From Deseret News archives:
Are doctors too cozy with drugmakers?
The question is very much in the news these days as medical journal editors, government regulators, health conference planners, journalists, hospital administrators, physicians and the drugmakers themselves try to decipher what's appropriate and what crosses a generally unspoken ethical line in the relationships between the two.
"I think the pharmaceutical industry has strong influence on both conduct and reporting of research and the clinical practice of medicine," says Dr. Jeffrey Botkin, associate vice president for research and a professor of pediatrics and medical ethics at the University of Utah. "I think the general public should be concerned about both those issues."
Doctors and drug manufacturers come together in many ways, some legitimate, some iffy, say Botkin and fellow medical ethics expert Dr. Jay A. Jacobson, chief of the division of medical ethics at LDS Hospital and in the department of medicine at the U. The two men also teach medical ethics classes to advanced medical students at the U. and to those in area residencies.

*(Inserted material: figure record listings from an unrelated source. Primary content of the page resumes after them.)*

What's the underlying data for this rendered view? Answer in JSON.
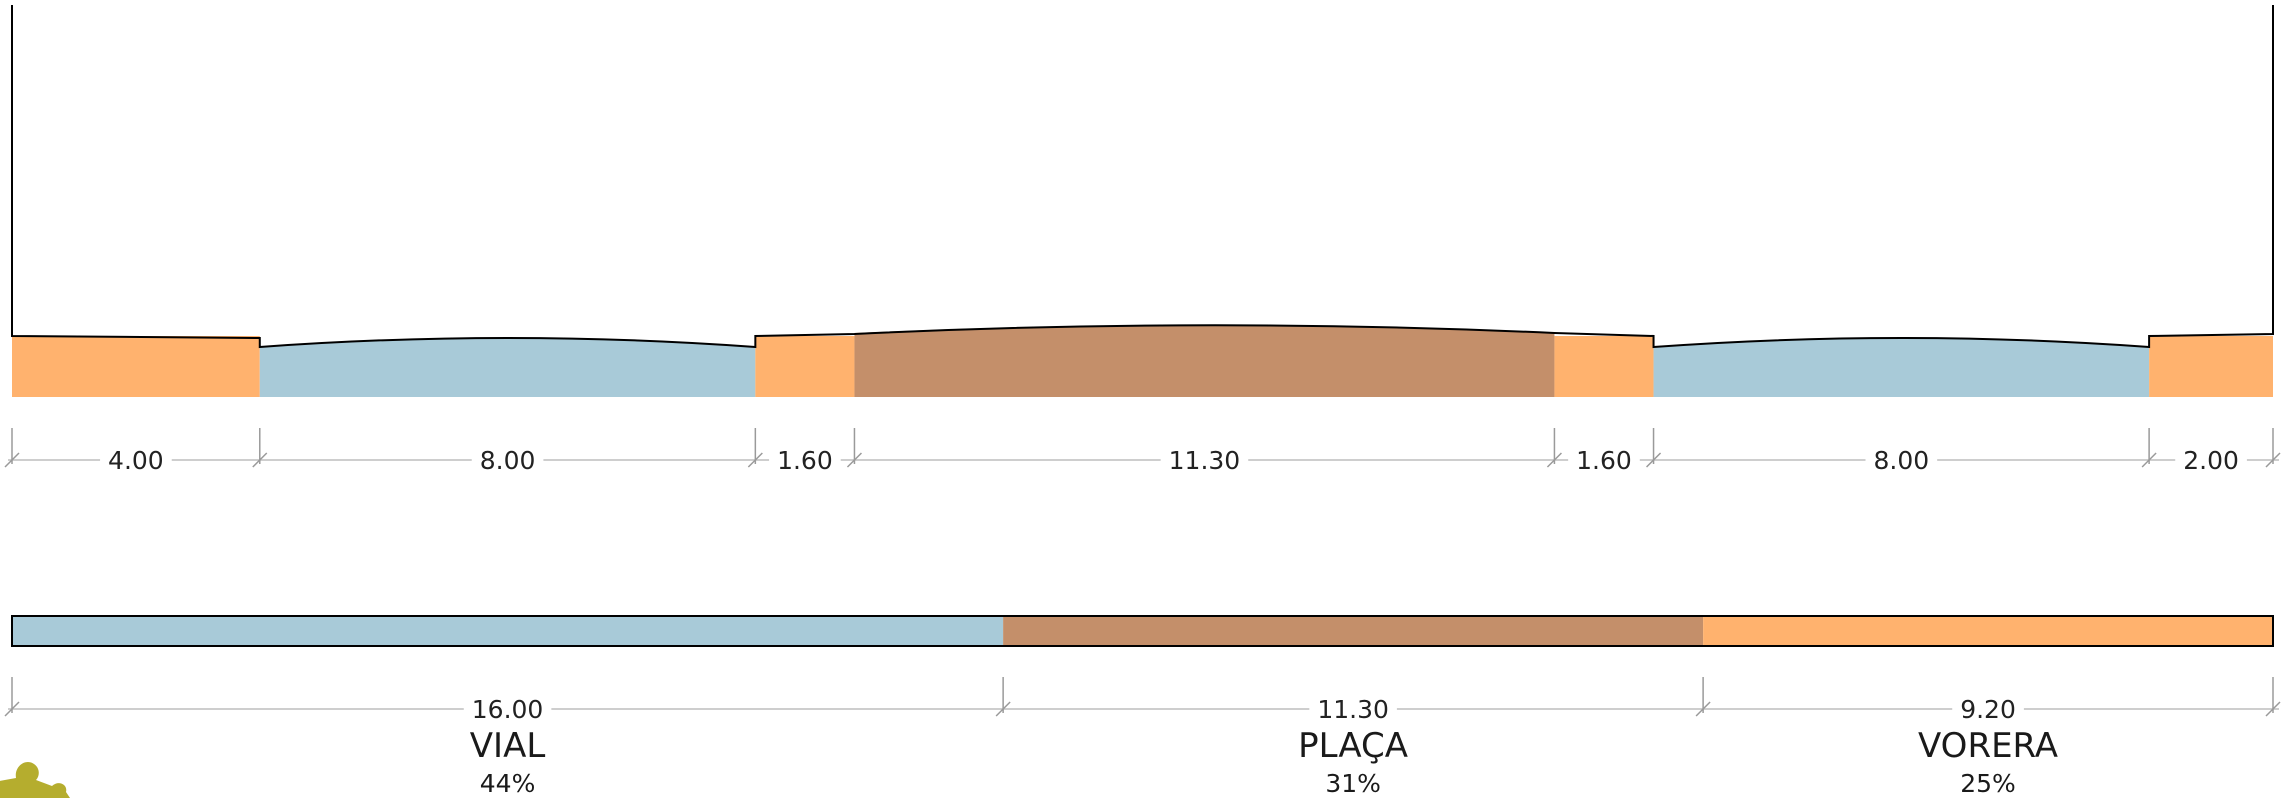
{
  "colors": {
    "vial": "#a8cad8",
    "placa": "#c48f6a",
    "vorera": "#ffb26e",
    "logo": "#b5ad2e"
  },
  "section": {
    "segments": [
      {
        "kind": "vorera",
        "width": 4.0,
        "label": "4.00"
      },
      {
        "kind": "vial",
        "width": 8.0,
        "label": "8.00"
      },
      {
        "kind": "vorera",
        "width": 1.6,
        "label": "1.60"
      },
      {
        "kind": "placa",
        "width": 11.3,
        "label": "11.30"
      },
      {
        "kind": "vorera",
        "width": 1.6,
        "label": "1.60"
      },
      {
        "kind": "vial",
        "width": 8.0,
        "label": "8.00"
      },
      {
        "kind": "vorera",
        "width": 2.0,
        "label": "2.00"
      }
    ]
  },
  "summary": {
    "categories": [
      {
        "kind": "vial",
        "value": 16.0,
        "label": "16.00",
        "name": "VIAL",
        "percent": "44%"
      },
      {
        "kind": "placa",
        "value": 11.3,
        "label": "11.30",
        "name": "PLAÇA",
        "percent": "31%"
      },
      {
        "kind": "vorera",
        "value": 9.2,
        "label": "9.20",
        "name": "VORERA",
        "percent": "25%"
      }
    ]
  },
  "logo": {
    "icon": "puzzle-piece-icon"
  }
}
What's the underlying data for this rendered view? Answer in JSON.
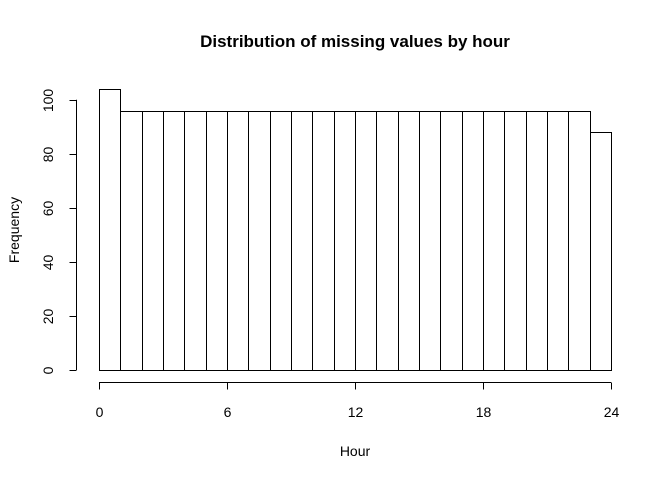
{
  "chart_data": {
    "type": "bar",
    "title": "Distribution of missing values by hour",
    "xlabel": "Hour",
    "ylabel": "Frequency",
    "bin_edges": [
      0,
      1,
      2,
      3,
      4,
      5,
      6,
      7,
      8,
      9,
      10,
      11,
      12,
      13,
      14,
      15,
      16,
      17,
      18,
      19,
      20,
      21,
      22,
      23,
      24
    ],
    "values": [
      104,
      96,
      96,
      96,
      96,
      96,
      96,
      96,
      96,
      96,
      96,
      96,
      96,
      96,
      96,
      96,
      96,
      96,
      96,
      96,
      96,
      96,
      96,
      88
    ],
    "xlim": [
      0,
      24
    ],
    "ylim": [
      0,
      104
    ],
    "x_ticks": [
      0,
      6,
      12,
      18,
      24
    ],
    "y_ticks": [
      0,
      20,
      40,
      60,
      80,
      100
    ],
    "x_tick_labels": [
      "0",
      "6",
      "12",
      "18",
      "24"
    ],
    "y_tick_labels": [
      "0",
      "20",
      "40",
      "60",
      "80",
      "100"
    ],
    "grid": false,
    "legend": "none",
    "bar_fill": "#ffffff",
    "bar_stroke": "#000000"
  }
}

No one disputes that pharmaceutical companies should bear the cost of developing and testing medications. But their relationship with doctors, who they need to conduct the clinical trials that further testing of a potential or existing treatment, can muddy things up. "Many investigators, leaders in their field, have a relationship and a legitimate interest in helping promote helpful products to the community. If they severed all ties, it probably wouldn't be a good thing. But it's a problem that is only partially solved by disclosure," Botkin said.
"The FDA (Food and Drug Administration) has run up against that problem," he says. They have trouble sometimes finding experts without some kind of financial relationship with the companies that have drugs up before the FDA. "It's a difficult problem to get around."
It's also a problem for reporters who write about new drugs and drug testing, because the doctors often cited as experts on the medication or the condition may also be paid by the pharmaceutical companies as part of their "speakers bureau."
The questions go far beyond that, though.
Because of ethical concerns, for instance, some doctors offices and medical clinics, including some at the U., have stopped accepting free samples of medicine to give patients to try.